Studies of the C/EBP family of transcription factors : cloning, regulation, and expression

The CCAAT/Enhancer Binding Protein (C/EBP) family belongs to the basic leucine zipper class of transcription factors with a total of 6 members having been identified in this family so far. This gene family has been mainly implicated in regulation of cell specific gene expression and differentiation. In order to identify factors important for the regulation of the mouse C/EBPa gene the promoter region was characterised using nuclear extracts prepared from liver. Several sites within the promoter which bound nuclear proteins were identified. One of these sites was identified as a C/EBP binding site and it was further determined that the gene is autoregulated. Upstream of this site an E-box motif was identified which binds the transcription factor USF. It was also demonstrated that purified Myc and Max proteins can bind to this site, suggesting a role for these proteins in regulating C/EBP a expression. The expression of C/EBPa and C/EBPb was studied in brown adipose tissue. Dramatic changes of gene expression during cold exposure were observed. The C/EBPa expression was transiently downregulated whereas C/EBPb expression was strongly induced.

Also norepinephrine affected the expression of both genes and it was concluded that both genes are under andrenergic control in this tissue. Following up the studies of the C/EBPa promoter, the role of Myc and Max in regulation of the C/EBPb gene was investigated. It was determined that overexpression of Myc strongly represses expression of the C/EBPa gene, and also blocks differentiation of the brown adipocyte cell line HIB-lB. The Myc repression however was not mediated via the Mycbinding site, but through the core promoter region. The last two studies describe the cloning of the human C/EBPa and C/EBPe genes. Both genes were sequenced and the sequences were submitted to the EMBL/GenBank databases.

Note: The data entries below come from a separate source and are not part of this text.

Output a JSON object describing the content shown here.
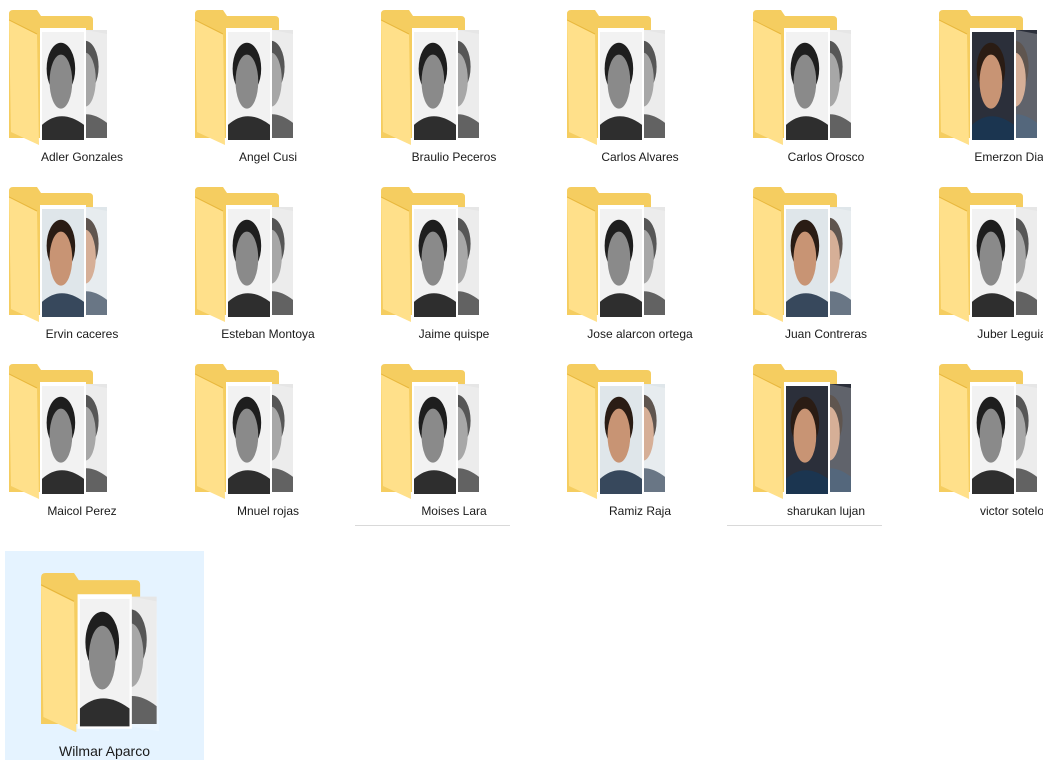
{
  "folders": [
    {
      "name": "Adler Gonzales",
      "thumb": "bw"
    },
    {
      "name": "Angel Cusi",
      "thumb": "bw"
    },
    {
      "name": "Braulio Peceros",
      "thumb": "bw"
    },
    {
      "name": "Carlos Alvares",
      "thumb": "bw"
    },
    {
      "name": "Carlos Orosco",
      "thumb": "bw"
    },
    {
      "name": "Emerzon Dias",
      "thumb": "color-dark"
    },
    {
      "name": "Ervin caceres",
      "thumb": "color"
    },
    {
      "name": "Esteban Montoya",
      "thumb": "bw"
    },
    {
      "name": "Jaime quispe",
      "thumb": "bw"
    },
    {
      "name": "Jose alarcon ortega",
      "thumb": "bw"
    },
    {
      "name": "Juan Contreras",
      "thumb": "color"
    },
    {
      "name": "Juber Leguia",
      "thumb": "bw"
    },
    {
      "name": "Maicol Perez",
      "thumb": "bw"
    },
    {
      "name": "Mnuel rojas",
      "thumb": "bw"
    },
    {
      "name": "Moises Lara",
      "thumb": "bw"
    },
    {
      "name": "Ramiz Raja",
      "thumb": "color"
    },
    {
      "name": "sharukan lujan",
      "thumb": "color-dark"
    },
    {
      "name": "victor sotelo",
      "thumb": "bw"
    },
    {
      "name": "Wilmar Aparco",
      "thumb": "bw"
    }
  ],
  "selected_index": 18,
  "colors": {
    "folder_back": "#f5cd60",
    "folder_front": "#ffe08a",
    "folder_edge": "#e8b73c",
    "selection": "#e5f3ff",
    "label": "#1a1a1a"
  }
}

The coding region of the C/EBPa gene was seen to have very high similarity to the rat and mouse genes, but the promoter region was less conserved. By using Northern blot analysis on several human tissues, the C/EBPa gene was found to have a tissue restricted expression pattern. Sequence determination of the C/EBPe gene revealed that it shared homology to the rat gene termed CRPl. Its chromosomal localisation was determined both with fluorescent in situ hybridisation (FISH) and by linkage analysis to chromosome 14qll.2, between the TCRA and CTLA genes. This chromosomal region is frequently rearranged in T-cell leukaemias. Expression in normal human tissues was detected in peripheral blood mononuclear cells, ovaries and in bone marrow. Expression was also found in the human cell lines Jurkatand HL60. This was the first time expression of this C/EBP isoform has been reported. These results show that the C/EBPe gene has a very cell specific expression pattern and that it has an intriguing chromosome location.